Payam Akhavan, a professor of international Law at McGill University, shared this childhood prayer in the chapter 'On the knowledge of suffering.' He continues to reflect on the meaning of those words in his book, In search of a better world "...that like a candle, our light shines in the darkness only if we are willing to burn."



As I read these lines, my thoughts turned to that morning. Vanessa Margaret Brooks, a Mi'kmaq woman from Millbrook First Nation, invited me into Canada's backyard. Her sister, Tanya, was murdered in 2009 and dumped in a North End school yard trench.
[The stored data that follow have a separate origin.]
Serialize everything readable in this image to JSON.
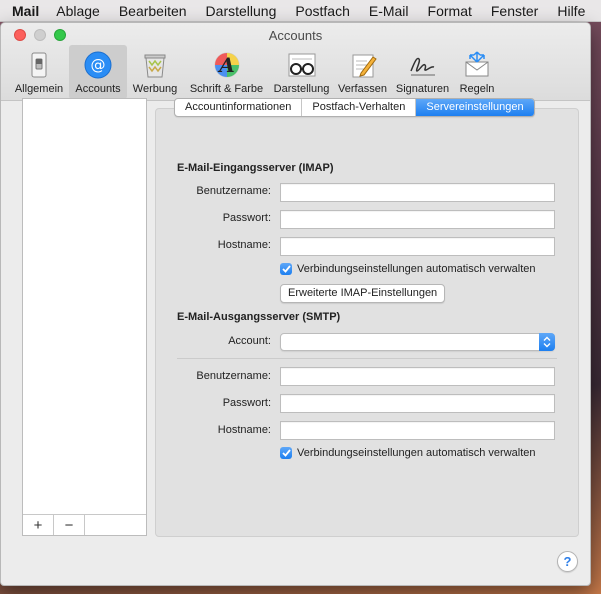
{
  "menubar": {
    "app": "Mail",
    "items": [
      "Ablage",
      "Bearbeiten",
      "Darstellung",
      "Postfach",
      "E-Mail",
      "Format",
      "Fenster",
      "Hilfe"
    ]
  },
  "window": {
    "title": "Accounts"
  },
  "toolbar": {
    "items": [
      {
        "label": "Allgemein",
        "icon": "switch-icon"
      },
      {
        "label": "Accounts",
        "icon": "at-sign-icon",
        "active": true
      },
      {
        "label": "Werbung",
        "icon": "trash-icon"
      },
      {
        "label": "Schrift & Farbe",
        "icon": "font-icon"
      },
      {
        "label": "Darstellung",
        "icon": "glasses-icon"
      },
      {
        "label": "Verfassen",
        "icon": "pencil-icon"
      },
      {
        "label": "Signaturen",
        "icon": "signature-icon"
      },
      {
        "label": "Regeln",
        "icon": "rules-icon"
      }
    ]
  },
  "sidebar": {
    "add": "+",
    "remove": "−"
  },
  "tabs": [
    {
      "label": "Accountinformationen"
    },
    {
      "label": "Postfach-Verhalten"
    },
    {
      "label": "Servereinstellungen",
      "selected": true
    }
  ],
  "incoming": {
    "heading": "E-Mail-Eingangsserver (IMAP)",
    "username_label": "Benutzername:",
    "username_value": "",
    "password_label": "Passwort:",
    "password_value": "",
    "hostname_label": "Hostname:",
    "hostname_value": "",
    "auto_manage": "Verbindungseinstellungen automatisch verwalten",
    "auto_manage_checked": true,
    "advanced_button": "Erweiterte IMAP-Einstellungen"
  },
  "outgoing": {
    "heading": "E-Mail-Ausgangsserver (SMTP)",
    "account_label": "Account:",
    "account_value": "",
    "username_label": "Benutzername:",
    "username_value": "",
    "password_label": "Passwort:",
    "password_value": "",
    "hostname_label": "Hostname:",
    "hostname_value": "",
    "auto_manage": "Verbindungseinstellungen automatisch verwalten",
    "auto_manage_checked": true
  },
  "help": "?",
  "colors": {
    "accent": "#1d7ff0",
    "close": "#fc605c",
    "zoom": "#34c84a"
  }
}
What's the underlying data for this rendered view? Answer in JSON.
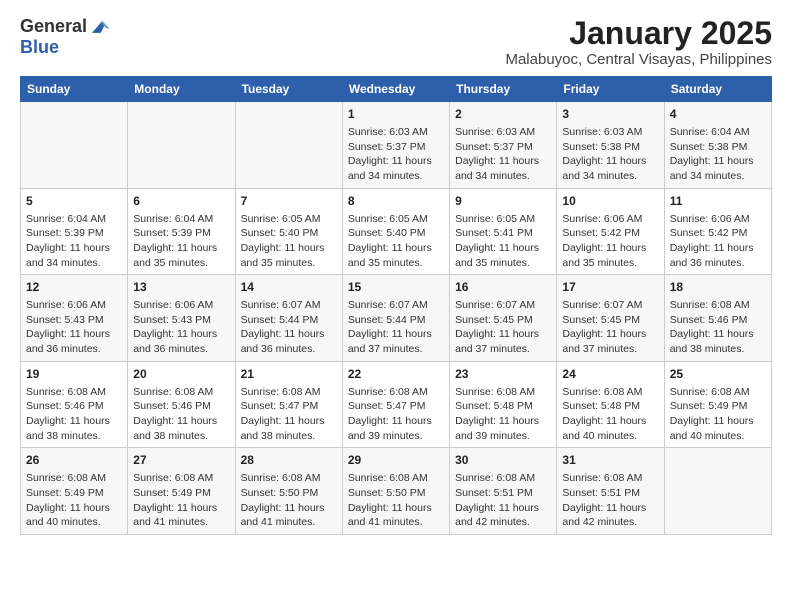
{
  "header": {
    "logo_line1": "General",
    "logo_line2": "Blue",
    "title": "January 2025",
    "subtitle": "Malabuyoc, Central Visayas, Philippines"
  },
  "weekdays": [
    "Sunday",
    "Monday",
    "Tuesday",
    "Wednesday",
    "Thursday",
    "Friday",
    "Saturday"
  ],
  "weeks": [
    [
      {
        "day": "",
        "info": ""
      },
      {
        "day": "",
        "info": ""
      },
      {
        "day": "",
        "info": ""
      },
      {
        "day": "1",
        "info": "Sunrise: 6:03 AM\nSunset: 5:37 PM\nDaylight: 11 hours and 34 minutes."
      },
      {
        "day": "2",
        "info": "Sunrise: 6:03 AM\nSunset: 5:37 PM\nDaylight: 11 hours and 34 minutes."
      },
      {
        "day": "3",
        "info": "Sunrise: 6:03 AM\nSunset: 5:38 PM\nDaylight: 11 hours and 34 minutes."
      },
      {
        "day": "4",
        "info": "Sunrise: 6:04 AM\nSunset: 5:38 PM\nDaylight: 11 hours and 34 minutes."
      }
    ],
    [
      {
        "day": "5",
        "info": "Sunrise: 6:04 AM\nSunset: 5:39 PM\nDaylight: 11 hours and 34 minutes."
      },
      {
        "day": "6",
        "info": "Sunrise: 6:04 AM\nSunset: 5:39 PM\nDaylight: 11 hours and 35 minutes."
      },
      {
        "day": "7",
        "info": "Sunrise: 6:05 AM\nSunset: 5:40 PM\nDaylight: 11 hours and 35 minutes."
      },
      {
        "day": "8",
        "info": "Sunrise: 6:05 AM\nSunset: 5:40 PM\nDaylight: 11 hours and 35 minutes."
      },
      {
        "day": "9",
        "info": "Sunrise: 6:05 AM\nSunset: 5:41 PM\nDaylight: 11 hours and 35 minutes."
      },
      {
        "day": "10",
        "info": "Sunrise: 6:06 AM\nSunset: 5:42 PM\nDaylight: 11 hours and 35 minutes."
      },
      {
        "day": "11",
        "info": "Sunrise: 6:06 AM\nSunset: 5:42 PM\nDaylight: 11 hours and 36 minutes."
      }
    ],
    [
      {
        "day": "12",
        "info": "Sunrise: 6:06 AM\nSunset: 5:43 PM\nDaylight: 11 hours and 36 minutes."
      },
      {
        "day": "13",
        "info": "Sunrise: 6:06 AM\nSunset: 5:43 PM\nDaylight: 11 hours and 36 minutes."
      },
      {
        "day": "14",
        "info": "Sunrise: 6:07 AM\nSunset: 5:44 PM\nDaylight: 11 hours and 36 minutes."
      },
      {
        "day": "15",
        "info": "Sunrise: 6:07 AM\nSunset: 5:44 PM\nDaylight: 11 hours and 37 minutes."
      },
      {
        "day": "16",
        "info": "Sunrise: 6:07 AM\nSunset: 5:45 PM\nDaylight: 11 hours and 37 minutes."
      },
      {
        "day": "17",
        "info": "Sunrise: 6:07 AM\nSunset: 5:45 PM\nDaylight: 11 hours and 37 minutes."
      },
      {
        "day": "18",
        "info": "Sunrise: 6:08 AM\nSunset: 5:46 PM\nDaylight: 11 hours and 38 minutes."
      }
    ],
    [
      {
        "day": "19",
        "info": "Sunrise: 6:08 AM\nSunset: 5:46 PM\nDaylight: 11 hours and 38 minutes."
      },
      {
        "day": "20",
        "info": "Sunrise: 6:08 AM\nSunset: 5:46 PM\nDaylight: 11 hours and 38 minutes."
      },
      {
        "day": "21",
        "info": "Sunrise: 6:08 AM\nSunset: 5:47 PM\nDaylight: 11 hours and 38 minutes."
      },
      {
        "day": "22",
        "info": "Sunrise: 6:08 AM\nSunset: 5:47 PM\nDaylight: 11 hours and 39 minutes."
      },
      {
        "day": "23",
        "info": "Sunrise: 6:08 AM\nSunset: 5:48 PM\nDaylight: 11 hours and 39 minutes."
      },
      {
        "day": "24",
        "info": "Sunrise: 6:08 AM\nSunset: 5:48 PM\nDaylight: 11 hours and 40 minutes."
      },
      {
        "day": "25",
        "info": "Sunrise: 6:08 AM\nSunset: 5:49 PM\nDaylight: 11 hours and 40 minutes."
      }
    ],
    [
      {
        "day": "26",
        "info": "Sunrise: 6:08 AM\nSunset: 5:49 PM\nDaylight: 11 hours and 40 minutes."
      },
      {
        "day": "27",
        "info": "Sunrise: 6:08 AM\nSunset: 5:49 PM\nDaylight: 11 hours and 41 minutes."
      },
      {
        "day": "28",
        "info": "Sunrise: 6:08 AM\nSunset: 5:50 PM\nDaylight: 11 hours and 41 minutes."
      },
      {
        "day": "29",
        "info": "Sunrise: 6:08 AM\nSunset: 5:50 PM\nDaylight: 11 hours and 41 minutes."
      },
      {
        "day": "30",
        "info": "Sunrise: 6:08 AM\nSunset: 5:51 PM\nDaylight: 11 hours and 42 minutes."
      },
      {
        "day": "31",
        "info": "Sunrise: 6:08 AM\nSunset: 5:51 PM\nDaylight: 11 hours and 42 minutes."
      },
      {
        "day": "",
        "info": ""
      }
    ]
  ]
}
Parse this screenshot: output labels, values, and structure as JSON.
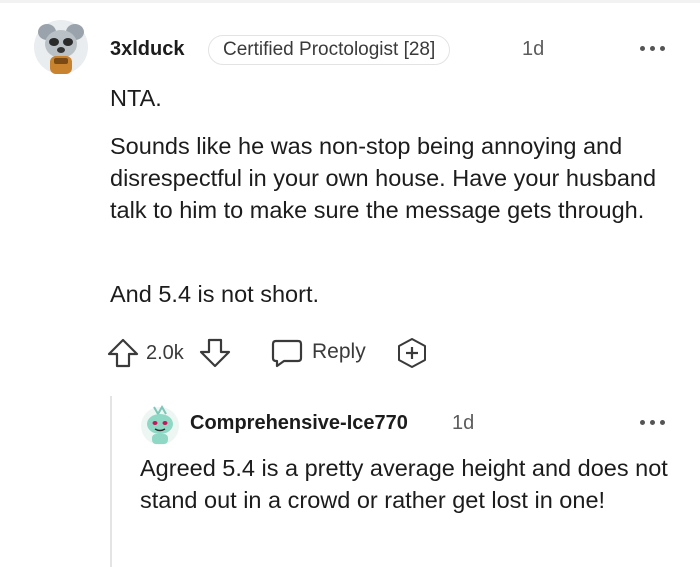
{
  "comment": {
    "username": "3xlduck",
    "flair": "Certified Proctologist [28]",
    "time": "1d",
    "paragraphs": [
      "NTA.",
      "Sounds like he was non-stop being annoying and disrespectful in your own house. Have your husband talk to him to make sure the message gets through.",
      "And 5.4 is not short."
    ],
    "score": "2.0k",
    "reply_label": "Reply",
    "icons": [
      "overflow-menu-icon",
      "upvote-icon",
      "downvote-icon",
      "comment-bubble-icon",
      "award-plus-icon"
    ]
  },
  "reply": {
    "username": "Comprehensive-Ice770",
    "time": "1d",
    "text": "Agreed 5.4 is a pretty average height and does not stand out in a crowd or rather get lost in one!"
  }
}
Her murder remains unsolved and part of the statistic in the growing MMIWG crisis in Canada. Vanessa testified in the National Inquiry's hearings in November in Nova Scotia. She, the candle, wept for our nation. She burned so that we could see. Last Monday, Dec. 11th, she spoke of and showed me her scars. Not for attention or validation, but because that's her reality. In three hours, I became dizzy with the flight of memories that spun in their childhood home, arrested at the echoes of lament from the pow wow grounds, sickened at the stories of violence against self and others in their community and shattered in spirit that this, dear friends, is in our backyard. 
Vanessa burned bright for our nation. She, drop by drop, recounted pain. She, in between smokes, laughed at our cultural idiosyncrasies. She, the undaunted, had no filter. Just like her shirt proclaimed during the MMIWG hearings. I left feeling emptied, and all I did was listen.  

One week later, I find myself still wondering how to respond to all this...



1 comment:

  1. You're such an example to me of how not to judge, of how to love.